Gleiches gilt für die externen Schnittstellen, die in Ausführung und Positionierung zumeist denen eines Office-PCs ähneln. Sicher: Es gibt die Möglichkeit, auch solche Box-Systeme komplett individuell auslegen zu lassen. Sonderanfertigungen von Prozessorboards mit kundenspezifischem Schnittstellensatz sind aber vergleichsweise teuer, und oft passen sie dann auch nicht mehr in die standardisierten Gehäuse mit teils genormten und dadurch wenig flexiblen Interface-Blenden.

Standard-Box-PC nur bedingt flexibel

Es besteht deshalb in vielen Branchen der Wunsch, einzigartige Anforderungen dennoch kostengünstiger umsetzen zu können, anstatt alternativ bestehende Standards zu „verschlimmbessern“ und Anforderungen nur durch Kompromisse zu erzielen. Sicherlich: Auch für Embedded-NUC, Pico-ITX oder 3,5-Zoll-SBCs gibt es modulare I/O-Konzepte, mit denen man dem individuellen Bedarf begegnen kann. Dies muss sich aber in der Regel innerhalb der gegebenen Interface-Blenden abspielen.

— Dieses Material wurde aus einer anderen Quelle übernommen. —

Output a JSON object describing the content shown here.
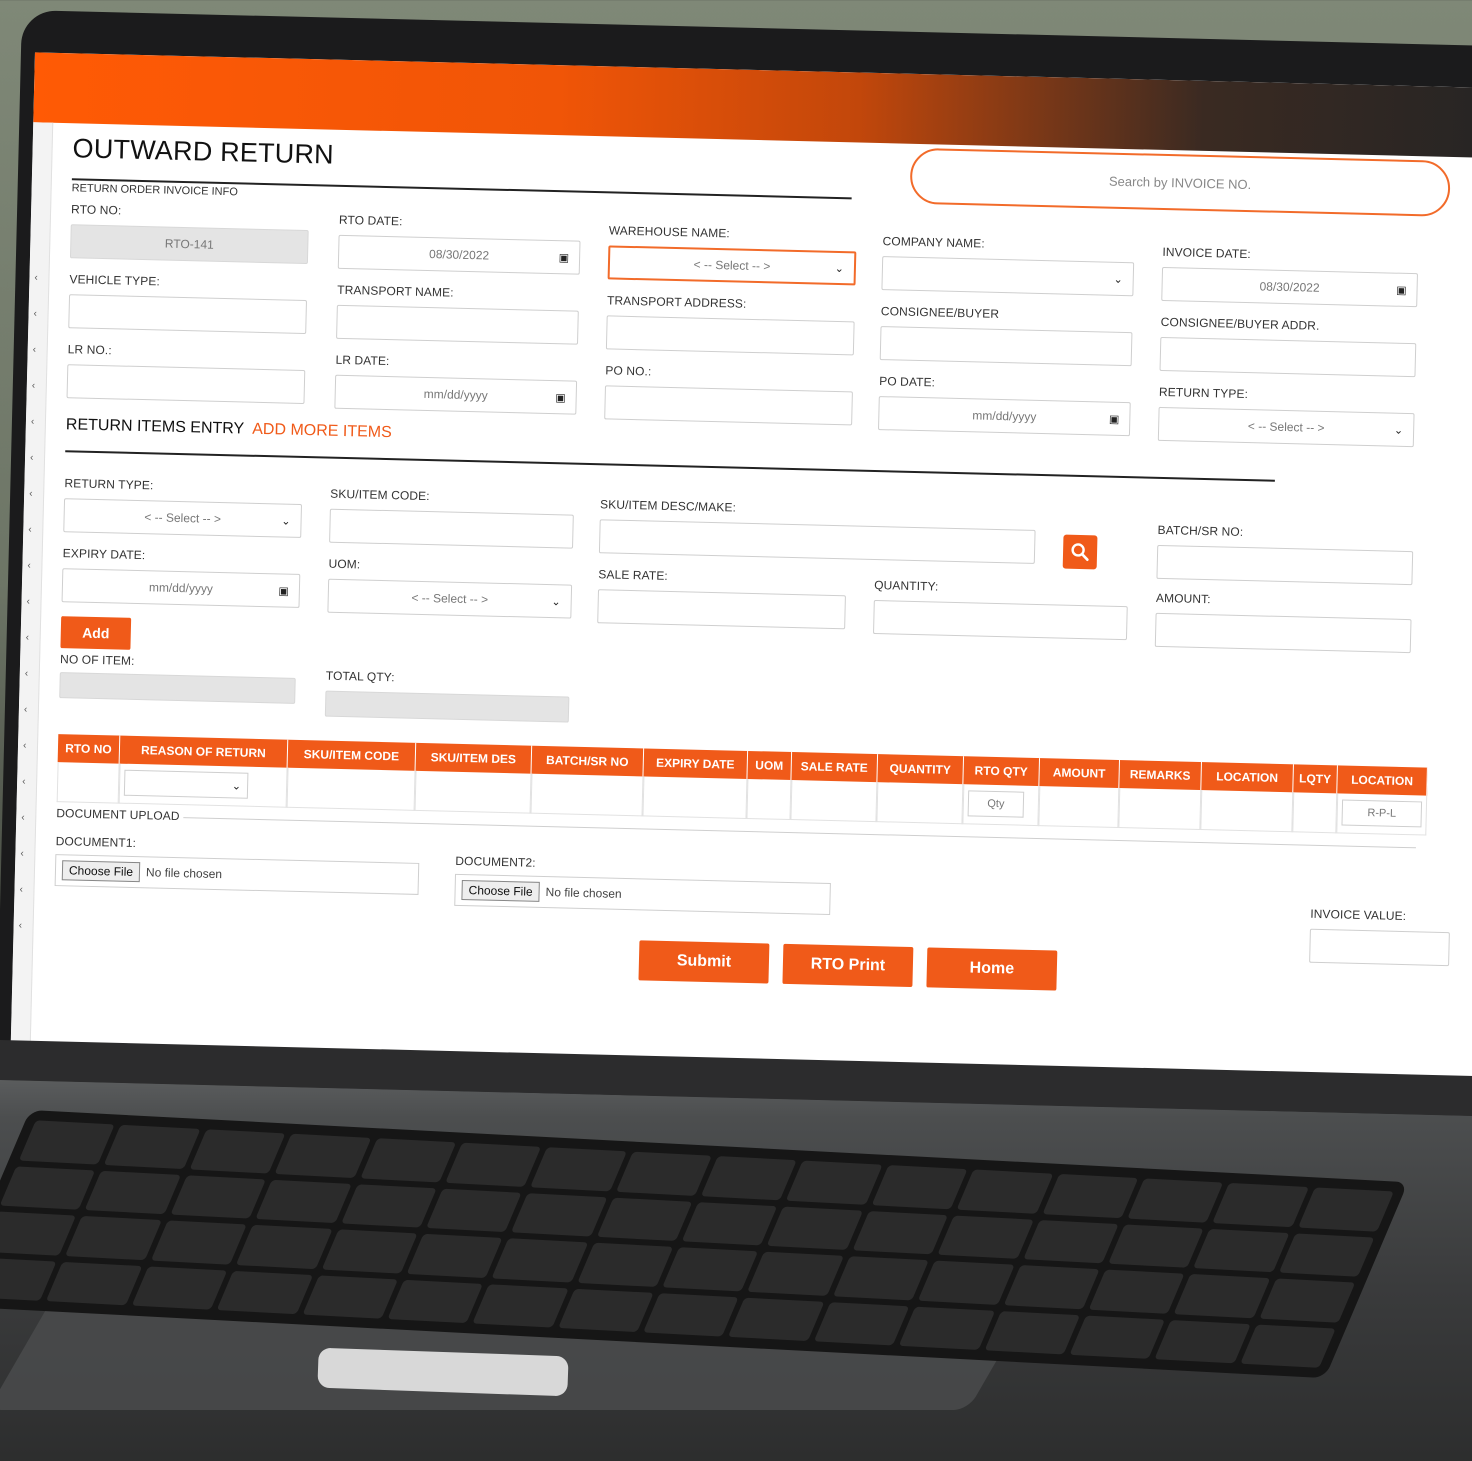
{
  "page": {
    "title": "OUTWARD RETURN",
    "search_placeholder": "Search by INVOICE NO.",
    "section_invoice_info": "RETURN ORDER INVOICE INFO"
  },
  "invoice_info": {
    "rto_no": {
      "label": "RTO NO:",
      "value": "RTO-141"
    },
    "rto_date": {
      "label": "RTO DATE:",
      "value": "08/30/2022"
    },
    "warehouse_name": {
      "label": "WAREHOUSE NAME:",
      "value": "< -- Select -- >"
    },
    "company_name": {
      "label": "COMPANY NAME:",
      "value": ""
    },
    "invoice_date": {
      "label": "INVOICE DATE:",
      "value": "08/30/2022"
    },
    "vehicle_type": {
      "label": "VEHICLE TYPE:"
    },
    "transport_name": {
      "label": "TRANSPORT NAME:"
    },
    "transport_address": {
      "label": "TRANSPORT ADDRESS:"
    },
    "consignee_buyer": {
      "label": "CONSIGNEE/BUYER"
    },
    "consignee_buyer_addr": {
      "label": "CONSIGNEE/BUYER ADDR."
    },
    "lr_no": {
      "label": "LR NO.:"
    },
    "lr_date": {
      "label": "LR DATE:",
      "placeholder": "mm/dd/yyyy"
    },
    "po_no": {
      "label": "PO NO.:"
    },
    "po_date": {
      "label": "PO DATE:",
      "placeholder": "mm/dd/yyyy"
    },
    "return_type": {
      "label": "RETURN TYPE:",
      "value": "< -- Select -- >"
    }
  },
  "items_entry": {
    "heading": "RETURN ITEMS ENTRY",
    "add_more": "ADD MORE ITEMS",
    "return_type": {
      "label": "RETURN TYPE:",
      "value": "< -- Select -- >"
    },
    "sku_code": {
      "label": "SKU/ITEM CODE:"
    },
    "sku_desc": {
      "label": "SKU/ITEM DESC/MAKE:"
    },
    "batch_sr": {
      "label": "BATCH/SR NO:"
    },
    "expiry_date": {
      "label": "EXPIRY DATE:",
      "placeholder": "mm/dd/yyyy"
    },
    "uom": {
      "label": "UOM:",
      "value": "< -- Select -- >"
    },
    "sale_rate": {
      "label": "SALE RATE:"
    },
    "quantity": {
      "label": "QUANTITY:"
    },
    "amount": {
      "label": "AMOUNT:"
    },
    "add_button": "Add",
    "no_of_item": {
      "label": "NO OF ITEM:"
    },
    "total_qty": {
      "label": "TOTAL QTY:"
    }
  },
  "table": {
    "columns": [
      "RTO NO",
      "REASON OF RETURN",
      "SKU/ITEM CODE",
      "SKU/ITEM DES",
      "BATCH/SR NO",
      "EXPIRY DATE",
      "UOM",
      "SALE RATE",
      "QUANTITY",
      "RTO QTY",
      "AMOUNT",
      "REMARKS",
      "LOCATION",
      "LQTY",
      "LOCATION"
    ],
    "row": {
      "rto_qty_placeholder": "Qty",
      "location_value": "R-P-L"
    }
  },
  "documents": {
    "legend": "DOCUMENT UPLOAD",
    "doc1_label": "DOCUMENT1:",
    "doc2_label": "DOCUMENT2:",
    "choose_file": "Choose File",
    "no_file": "No file chosen",
    "invoice_value_label": "INVOICE VALUE:"
  },
  "actions": {
    "submit": "Submit",
    "rto_print": "RTO Print",
    "home": "Home"
  },
  "colors": {
    "accent": "#f05a19",
    "header_dark": "#242424"
  }
}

Auch sind solche Standardsysteme oft eher für industrielle Standardumgebungen ausgelegt. Das bedeutet also gemäßigte Umgebungstemperaturen von beispielsweise 0 bis 60 °C sowie geringe bis mittlere Schock- und Vibrationsfestigkeit. Applikationsanforderungen, die über diese Standardanforderungen hinausreichen, sehen sich mit der Herausforderung konfrontiert, dass für sie komplett eigenständige Designs entwickelt werden müssen. Und da ist man in der Regel bei einem teuren Full-Custom-Design angelangt.

Um bei hohen Robustheitsanforderungen diese Kosten zu vermeiden, hat Nvent Schroff das robuste und flexibel auslegbare COM-Nano-System entwickelt. Es hat ein Gehäuse, das aus einer robusten, U-förmigen Blechummantelung und einem aus Aluminium gefrästen zweiteiligen Innengehäuse besteht. Anders als bei profilbasierten Gehäusen, die innerhalb des Profilrasters bleiben müssen und aus zahlreichen Einzelteilen bestehen, die alle individuell zugeschnitten und montiert werden müssen, lassen sich die Außenabmessungen des Gehäuses deutlich leichter exakt an die unterschiedlichsten Applikationsanforderungen anpassen. Gleiches gilt für die Positionierung der externen Schnittstellen.

Wie flexibel das System ist, lässt sich am einfachsten an dem U-Blech erklären, das den Boden, Deckel und die Rückseite bildet. Aus einem rechteckigen Blech beliebiger Breite und Länge kann nämlich diese U-Form gebogen werden, sodass die Außenabmessung des Systems flexibel gestaltbar ist.

Effizient skalierbares Gehäusedesign

Neben dem U-Blech verhilft auch das Aluminium-Innengehäuse mit gefräster Schale und Aluminium-Blechdeckel dem System zu einer hohen Robustheit. Durch das maßkonfektionierte Innengehäuse kann im Inneren auch nichts wackeln, wodurch der Systemaufbau äußerst resistent gegenüber Schocks und Vibrationen ist.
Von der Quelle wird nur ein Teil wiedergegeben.